Hospitals can submit their projected measures to the authorities in their members state before the end of September this year. Funding will be decided subject to regional investment priorities. Compliance with data protection regulation is also a criterion for eligibility.
The Ministry of Health is due to publish a standardised evaluation model next month, which will measure the effectiveness of funded measures on hospitals’ digital maturity.
Penalties can be imposed on hospitals which fail to introduce digital services eligible for funding by 2025.
WHY IT MATTERS
Despite being one of Europe’s largest healthcare markets, Germany has lagged behind in digital maturity. The KHZG aims to address this stagnation by improving patient care in hospitals, modernising IT structure, improving cybersecurity measures and ensuring funding for those that wish to digitalise their processes and medical services.
Funding can cover projects such as patient portals, electronic documentation of care and treatment services, digital medication management, IT security measures and cross-sectoral telemedical network structures. It can also be used to introduce or improve telemedicine, robotics, and high-tech medicine.
THE LARGER CONTEXT
The KHZG follows the Digital Care Act (DVG), which was introduced by health minister Jens Spahn in 2019, to provide electronic health records (EHRs) for Germany’s 73 million publicly insured citizens and enable reimbursement of digital health apps. It also aims to phase out the use of paper by promoting e-prescriptions and incentivising doctors for the use of electronic medical letters rather than faxes.

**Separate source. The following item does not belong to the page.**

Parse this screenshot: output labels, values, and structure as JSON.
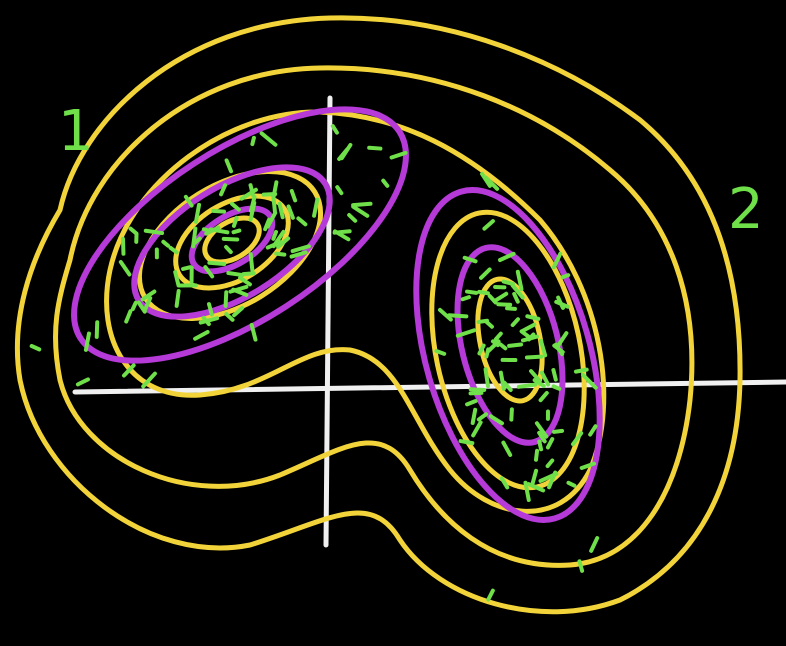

From this month, the German Federal Institute for Drugs and Medical Devices (BfArM) has made the standardised medical terminology, SNOMED CT available to all users in the country. This allows medical terms to be clearly mapped internationally in various computer systems, creating the prerequisites for the electronic exchange of health data, an important building block for the federal government’s digitisation plans.
ON THE RECORD
Rainer Herzog, European market strategist for the health IT firm, SilverBuck, said in a blog post: “This is probably the biggest digital health investment opportunity in Europe.”
He added: “After years of sluggishness, the ‘legislative double-action’ almost feels like an awakening of Europe’s largest healthcare market.”